The overall infection rate in Wales is lower than that in England and Scotland, and our strategy has been welcomed by the Wales Audit Office.
However, we are not complacent which is why I am accepting the recommendations of the today's report. These new measures will strengthen our efforts to tackle infections.
I would also stress that cleanliness is everybody's responsibility – not only that of NHS staff but patients and visitors too.
The report also recommends that all new hospitals have single-sex accommodation, and that existing hospitals with mixed gender wards divide those wards in two and provide separate bathroom facilities, to improve dignity of care.
Further recommendations in the report include protecting visiting times and mealtimes and improving nutritional care to speed up patient recovery.
The announcement delivers on the Welsh Assembly Government's One Wales commitments to improve the patient experience, hospital cleanliness and hospital food and nutrition.
Mrs Hart added:
There is no group better placed to make recommendations on these issues than nurses and their representative organisations, where improving the patient experience is central to their beliefs.
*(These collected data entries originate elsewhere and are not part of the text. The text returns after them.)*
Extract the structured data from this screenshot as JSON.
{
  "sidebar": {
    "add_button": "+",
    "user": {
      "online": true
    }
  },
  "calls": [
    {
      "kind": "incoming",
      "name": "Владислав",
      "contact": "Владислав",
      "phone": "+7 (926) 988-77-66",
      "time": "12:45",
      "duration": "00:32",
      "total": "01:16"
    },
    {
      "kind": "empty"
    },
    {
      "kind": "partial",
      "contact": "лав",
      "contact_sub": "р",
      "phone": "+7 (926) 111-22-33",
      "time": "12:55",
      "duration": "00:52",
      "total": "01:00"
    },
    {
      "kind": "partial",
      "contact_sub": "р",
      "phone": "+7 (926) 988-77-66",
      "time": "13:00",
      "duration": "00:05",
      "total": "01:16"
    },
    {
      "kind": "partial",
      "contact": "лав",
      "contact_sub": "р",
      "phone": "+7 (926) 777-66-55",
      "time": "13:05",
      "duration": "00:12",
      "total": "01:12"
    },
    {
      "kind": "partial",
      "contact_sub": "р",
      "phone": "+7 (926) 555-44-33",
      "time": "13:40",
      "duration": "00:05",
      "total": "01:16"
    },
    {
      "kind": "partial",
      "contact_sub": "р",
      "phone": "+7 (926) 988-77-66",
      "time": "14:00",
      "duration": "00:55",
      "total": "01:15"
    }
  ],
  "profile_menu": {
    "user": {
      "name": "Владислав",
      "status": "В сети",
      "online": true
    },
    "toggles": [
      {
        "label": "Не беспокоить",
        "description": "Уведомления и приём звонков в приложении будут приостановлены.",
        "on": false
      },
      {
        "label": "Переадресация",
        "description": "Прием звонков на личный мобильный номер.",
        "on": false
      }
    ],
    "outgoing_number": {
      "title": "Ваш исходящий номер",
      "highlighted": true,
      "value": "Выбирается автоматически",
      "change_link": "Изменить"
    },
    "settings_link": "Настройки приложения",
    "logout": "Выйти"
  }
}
I believe that ward sisters and charge nurses must have recognisable authority and are sufficiently equipped with the leadership and management skills to ensure wards are managed effectively. As we celebrate the NHS's 60th anniversary, it is the right time to ensure that nurses are empowered for challenges facing the NHS now and in the future.
These measures will give ward sisters the responsibility and authority to deal with vital issues such as the cleanliness of the ward, nutrition and the standards of dignity and privacy that all patients deserve.
I am extremely grateful to the group for their comprehensive report.